In some sense, we never buy a current business. We’re actually looking to own shares of next year’s business, and the business the year after that. In a capitalist economy, profits emerge from the recognition of need and an offer to address it.5 The more time that passes, the more likely it is that either the market “need” is smaller than imagined, or someone else devises a better method for meeting it.

And while we’re on the subject of “next year’s company,” consider that when you hire, you’re actually hiring “next year’s employee.”

If you’re looking to buy a company that might be worth 10x the current market valuation, you purchase equity in comparatively young, cheap ventures. If you’re looking to hire an employee that might be worth 10x their annual salary, should you choose the Harvard MBA or the college dropout with an atypical social manner?

Who is more likely to be worth 10x more than they’ll command?

We’re not just buying a multiple based upon upside, we’re hiring talent with a similar calculus we ignore to our detriment. Why?

Negative Space

In art, we often examine the negative space, which surrounds the subject of an image. In business, we are asked to imagine the negative space surrounding a product or a market and envision that which might fill it. We are asked to imagine products that do not yet exist, and just maybe, the opportunity cost of pursuing the ones that already do.

With employees, this is even more difficult, as we are asked to imagine the space into which they might grow rather than the space their credentials and prestigious resume bullets have already filled. Perhaps this is why we advocate that young professionals “build career capital.”

Or perhaps there is something more insidious lurking. Human nature leads us to avoid the types of mistakes which will be obvious, and for which we will inevitably be blamed.

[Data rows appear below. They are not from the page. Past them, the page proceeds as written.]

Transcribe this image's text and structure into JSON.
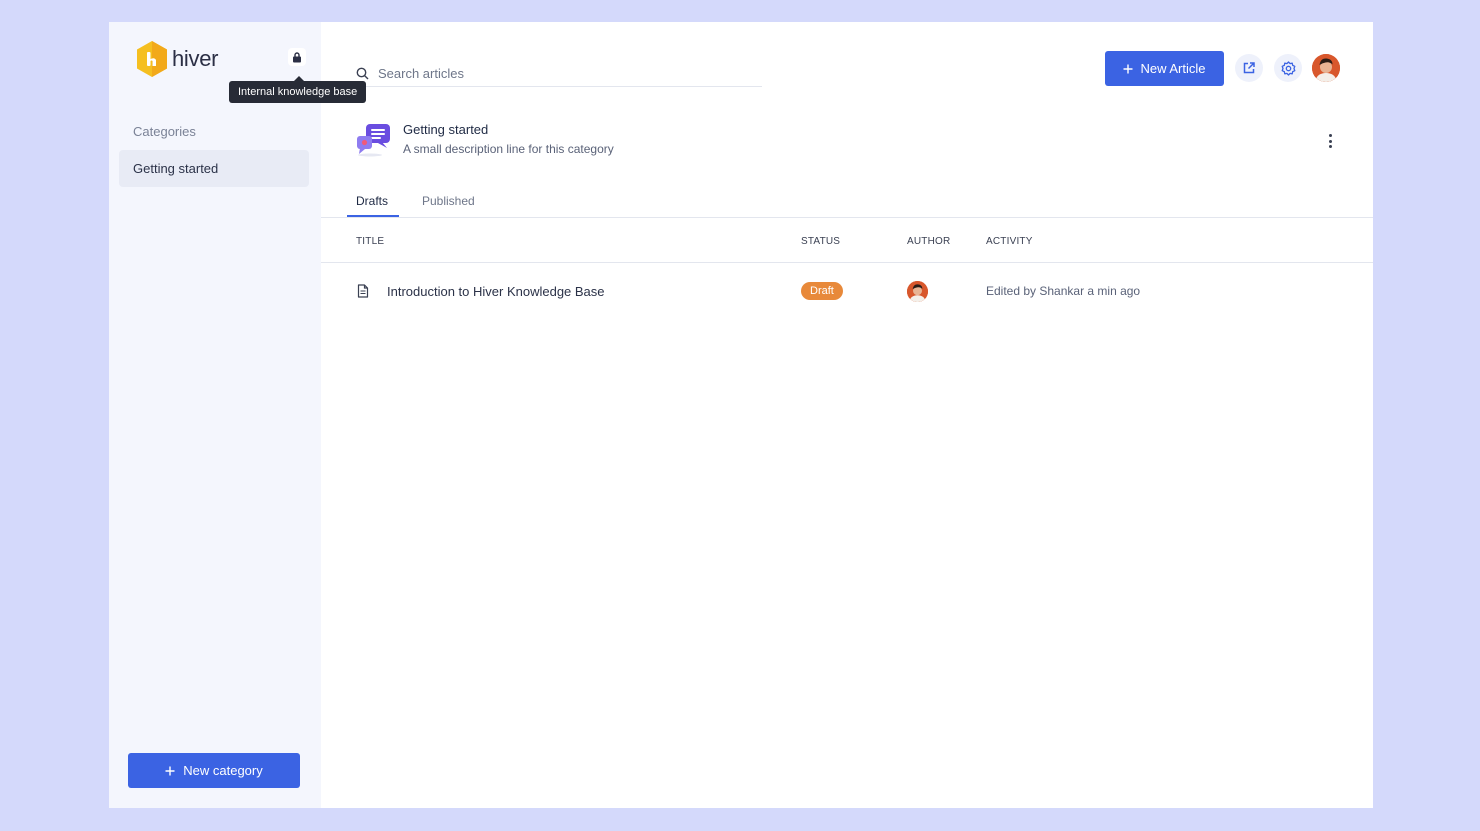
{
  "sidebar": {
    "logo_text": "hiver",
    "lock_tooltip": "Internal knowledge base",
    "categories_label": "Categories",
    "categories": [
      {
        "label": "Getting started",
        "selected": true
      }
    ],
    "new_category_label": "New category"
  },
  "header": {
    "search_placeholder": "Search articles",
    "new_article_label": "New Article"
  },
  "category": {
    "title": "Getting started",
    "description": "A small description line for this category"
  },
  "tabs": [
    {
      "label": "Drafts",
      "active": true
    },
    {
      "label": "Published",
      "active": false
    }
  ],
  "table": {
    "columns": [
      "TITLE",
      "STATUS",
      "AUTHOR",
      "ACTIVITY"
    ],
    "rows": [
      {
        "title": "Introduction to Hiver Knowledge Base",
        "status": "Draft",
        "activity": "Edited by Shankar a min ago"
      }
    ]
  },
  "colors": {
    "accent": "#3b63e3",
    "draft_badge": "#e8893a",
    "logo_yellow": "#f5bf20",
    "page_background": "#d4d9fb"
  },
  "icons": [
    "hiver-logo-icon",
    "lock-icon",
    "search-icon",
    "plus-icon",
    "external-link-icon",
    "gear-icon",
    "user-avatar",
    "category-chat-icon",
    "more-vertical-icon",
    "document-icon"
  ]
}
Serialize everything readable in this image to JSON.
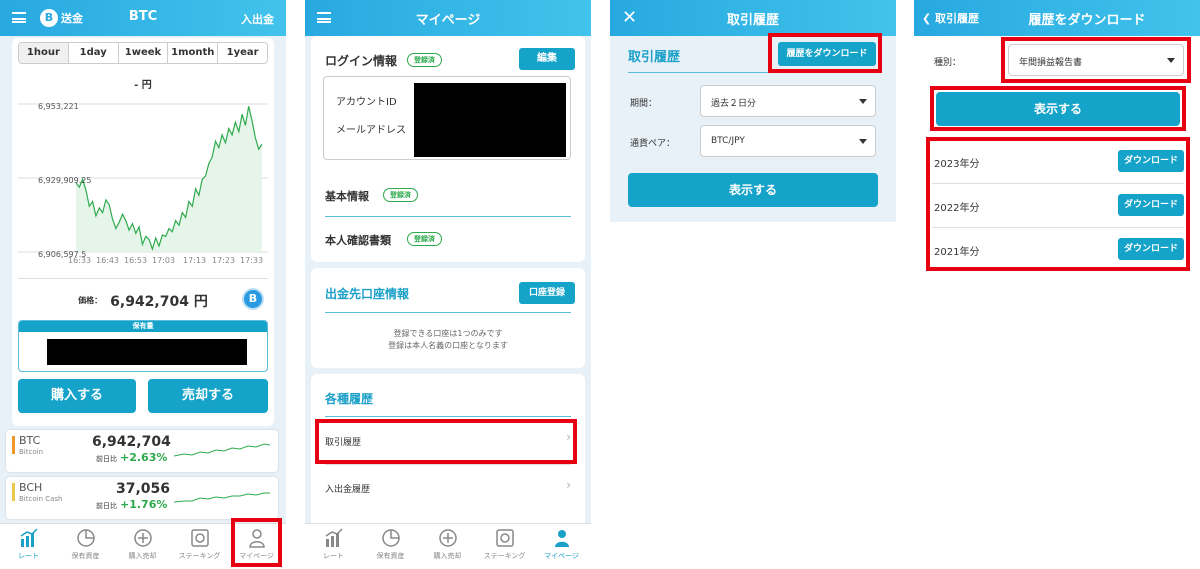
{
  "tabbar": {
    "items": [
      "レート",
      "保有資産",
      "購入売却",
      "ステーキング",
      "マイページ"
    ]
  },
  "screen1": {
    "send_label": "送金",
    "coin_symbol": "B",
    "title": "BTC",
    "deposit_label": "入出金",
    "periods": [
      "1hour",
      "1day",
      "1week",
      "1month",
      "1year"
    ],
    "selected_period": "1hour",
    "price_unit_line": "- 円",
    "price_label": "価格：",
    "price_value": "6,942,704 円",
    "holding_label": "保有量",
    "buy_label": "購入する",
    "sell_label": "売却する",
    "coins": [
      {
        "symbol": "BTC",
        "name": "Bitcoin",
        "price": "6,942,704",
        "change_label": "前日比",
        "change": "+2.63%",
        "color": "#f0962a"
      },
      {
        "symbol": "BCH",
        "name": "Bitcoin Cash",
        "price": "37,056",
        "change_label": "前日比",
        "change": "+1.76%",
        "color": "#e8c84a"
      }
    ]
  },
  "chart_data": {
    "type": "area",
    "x_ticks": [
      "16:33",
      "16:43",
      "16:53",
      "17:03",
      "17:13",
      "17:23",
      "17:33"
    ],
    "y_ticks": [
      "6,953,221",
      "6,929,909.25",
      "6,906,597.5"
    ],
    "ylim": [
      6906597.5,
      6953221
    ],
    "series": [
      {
        "values": [
          6928500,
          6927000,
          6929500,
          6926000,
          6921000,
          6922500,
          6918000,
          6920500,
          6919000,
          6923000,
          6921500,
          6917000,
          6914000,
          6916000,
          6918500,
          6916500,
          6913500,
          6915500,
          6912500,
          6914500,
          6909000,
          6911500,
          6910500,
          6907500,
          6911000,
          6908500,
          6912000,
          6911500,
          6914000,
          6913000,
          6916500,
          6915000,
          6919000,
          6917500,
          6922500,
          6921000,
          6926500,
          6924500,
          6929500,
          6930500,
          6934500,
          6936500,
          6941500,
          6939500,
          6943500,
          6941000,
          6945500,
          6943500,
          6947500,
          6944500,
          6950000,
          6946500,
          6952500,
          6948000,
          6942500,
          6939000,
          6940500
        ]
      }
    ],
    "grid": true
  },
  "screen2": {
    "title": "マイページ",
    "login_title": "ログイン情報",
    "registered": "登録済",
    "edit_label": "編集",
    "account_id_label": "アカウントID",
    "email_label": "メールアドレス",
    "basic_info": "基本情報",
    "identity_docs": "本人確認書類",
    "withdraw_title": "出金先口座情報",
    "account_register": "口座登録",
    "note1": "登録できる口座は1つのみです",
    "note2": "登録は本人名義の口座となります",
    "history_title": "各種履歴",
    "trade_history": "取引履歴",
    "deposit_history": "入出金履歴"
  },
  "screen3": {
    "title": "取引履歴",
    "section_title": "取引履歴",
    "download_label": "履歴をダウンロード",
    "period_label": "期間：",
    "period_value": "過去２日分",
    "pair_label": "通貨ペア：",
    "pair_value": "BTC/JPY",
    "show_label": "表示する"
  },
  "screen4": {
    "back_label": "取引履歴",
    "title": "履歴をダウンロード",
    "type_label": "種別：",
    "type_value": "年間損益報告書",
    "show_label": "表示する",
    "years": [
      {
        "label": "2023年分",
        "button": "ダウンロード"
      },
      {
        "label": "2022年分",
        "button": "ダウンロード"
      },
      {
        "label": "2021年分",
        "button": "ダウンロード"
      }
    ]
  }
}
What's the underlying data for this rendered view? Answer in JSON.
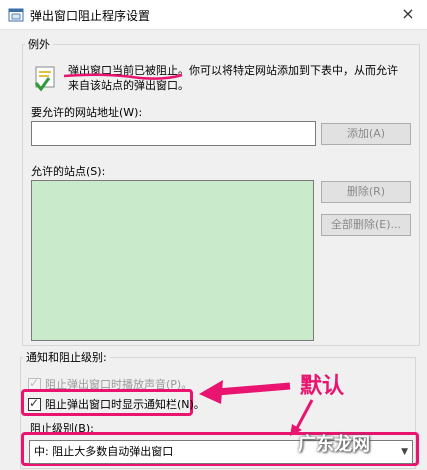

In “Mistakes Were Made, But Not By Me” the author presents an example of politicians who cannot relax criminal penalties because they know that if 1,000 people are released from prison sooner than scheduled, it is likely that one of them will commit some heinous crime, and then the politician who advocated for the more lenient policy will be blamed. In the alternate case, wherein the taxpayers shoulder the cost of thousands of years of additional incarceration6, no single mistake is obvious, nor can any specific individual face the blame for the inefficient allocation of resources.

When we hire the Harvard MBA for $300K+ when they’re actually worth $250K, it’s a small, invisible mistake for which no one is held accountable. When a manager hires the person who never completed college and has hustled their entire life for far less, if they fail, that manager pays the price in personal professional capital.

Upside

The greatest challenge of all is recognizing when upside exists, then having the nerve to pursue a lower-probability, higher-potential path.

A company has the largest upside before we know whether it will generate $0, $1M, $10M, $100M, or $1B annually. An employee offers the largest upside before they amass credentials and laurels.

This is why draft picks in professional sports command more value in trades than the players taken with those draft picks only a few weeks into their careers. The unspecified draft pick might become a star and empirical observation begins to erode that possibility.

The disheveled, unpolished dropout might be Steve Jobs or Bill Gates. The nascent venture might be the next FAANG company.

Should you act now, or give time the opportunity to reveal that it is not?

1 This receives an acronym “EBIT,” which is basically earnings minus expenses, which is basically the operating profit of the business. There are hairs to be split, but this ain’t a classroom, so on we go!

2 Let’s assume they grow at precisely whatever hurdle rate reflects the time value of money targeted by the acquiring party, and whatever other assumptions fit this example. Again, not a classroom.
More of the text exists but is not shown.